Elles testeront aussi son jugement, «sa perspicacité, sa pondération, son esprit de décision et la conception qu'elle se fait de la fonction de juge».
L'ENTREVUE
Tous les avocats qui posent leur candidature auront droit à une entrevue en bonne et due forme.
L'endroit est déterminé par le président du comité avec beaucoup de discrétion pour préserver la confidentialité des candidatures.
Les avocats tiennent à cette discrétion, car ils n'aiment pas que d'autres sachent qu'ils ont échoué dans le processus une fois, deux fois, cinq fois...
Beaucoup ne souhaitent pas non plus que les associés de leur cabinet apprennent qu'ils pourraient les quitter pour faire carrière ailleurs...
La confidentialité permet aussi de mettre le processus à l'abri d'éventuelles tentatives d'influencer le processus: «Ah oui, lui, il est bon!» ou «Ah non, pas elle!»
LA COURTE LISTE
Après avoir terminé toutes les entrevues, les membres du comité de sélection soumettent au ministre de la Justice une courte liste de noms qu'ils ont retenus, avec quelques commentaires.
Le ministre prendra ensuite sa décision, et il fera sa recommandation au conseil des ministres. Une année peut s'écouler dans certains cas.
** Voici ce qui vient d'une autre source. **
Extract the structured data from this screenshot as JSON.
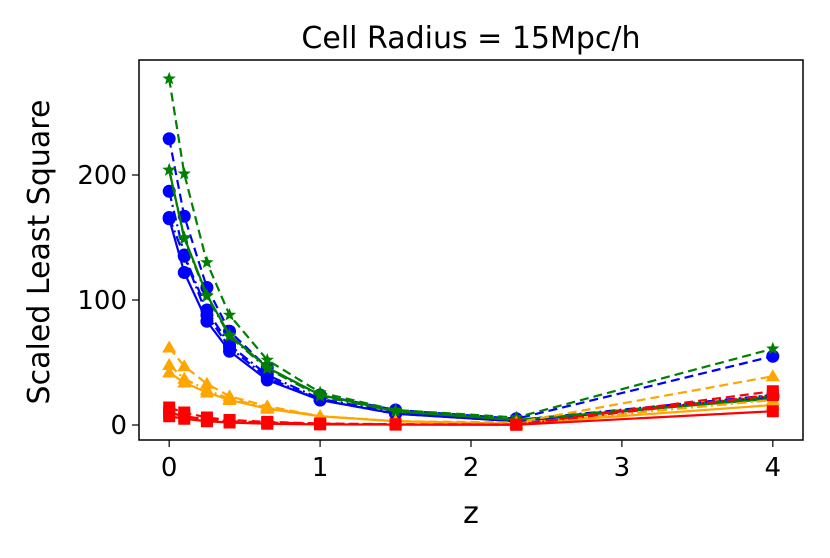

Entre-temps, c'est humain, certaines personnes souhaiteraient savoir quels noms se trouvent sur cette liste.
C'est un secret qui est lourd pour les candidats eux-mêmes, d'autant plus qu'ils ne peuvent plus postuler à d'autres postes de juge qui pourraient se libérer entre-temps. Ils doivent attendre la nomination.
Parce qu'ils ne savent pas si leur nom est sur la liste ou non, comme notre concierge, les candidats n'ont rien à perdre à faire intervenir tous leurs contacts en espérant que de bonnes paroles à leur sujet se rendront jusqu'aux oreilles du ministre de la Justice.
C'est d'ailleurs ce que le ministre Norman MacMillan a dit, cette semaine, qu'il s'était passé: un organisateur du parti lui avait dit que son fils avait postulé à un poste de juge et lui avait demandé de faire le message au ministre de la Justice, Marc Bellemare.
M. MacMillan n'a pas dit qu'il savait que le nom de Marc Bisson était sur la liste. Il a dit qu'il savait qu'il avait postulé pour devenir juge, grosse différence.
LES FUITES
Les fuites sont rares, mais elles existeraient, selon l'ex-ministre de la Justice Marc Bellemare, qui se demandait bien, en 2003-2004, comment des collecteurs de fonds du parti pouvaient connaître les noms des avocats se trouvant sur cette liste.
D'où les fuites peuvent-elles provenir?
Un des membres du comité de sélection peut parler. Aucun avocat à qui le Journal a parlé cette semaine ne croit que le juge ou le membre du Barreau, deux personnes fières du système de justice, se permettraient une telle indiscrétion.
Des questions se posent toutefois dans l'esprit de certains, à tort ou à raison, au sujet du membre du public, qui a moins à perdre.
Le ministre peut aussi causer des fuites en posant des questions autour de lui pour en savoir davantage sur les candidatures qu'on lui a soumises. Rappelons qu'il s'agit d'une nomination à vie que le ministre s'apprête à faire...
S'il parle de cette liste en conseil des ministres, comme l'a dit la vice-première ministre Nathalie Normandeau à l'émission de Paul Arcand cette semaine, cela peut aussi occasionner des fuites.
Ou si le ministre de la Justice consulte le premier ministre avant de prendre sa décision, comme l'a dit Kathleen Weil ce week-end à l'émission de Larocque-Lapierre à TVA, cela ajoute, en théorie, un autre risque.
Chose certaine, il semble exister une confusion quant à savoir qui a le droit de voir cette liste et c'est ce qui est au cœur de l'affaire Bellemare. Ce sera aussi au cœur de la commission d'enquête Bastarache annoncée par Jean Charest cette semaine.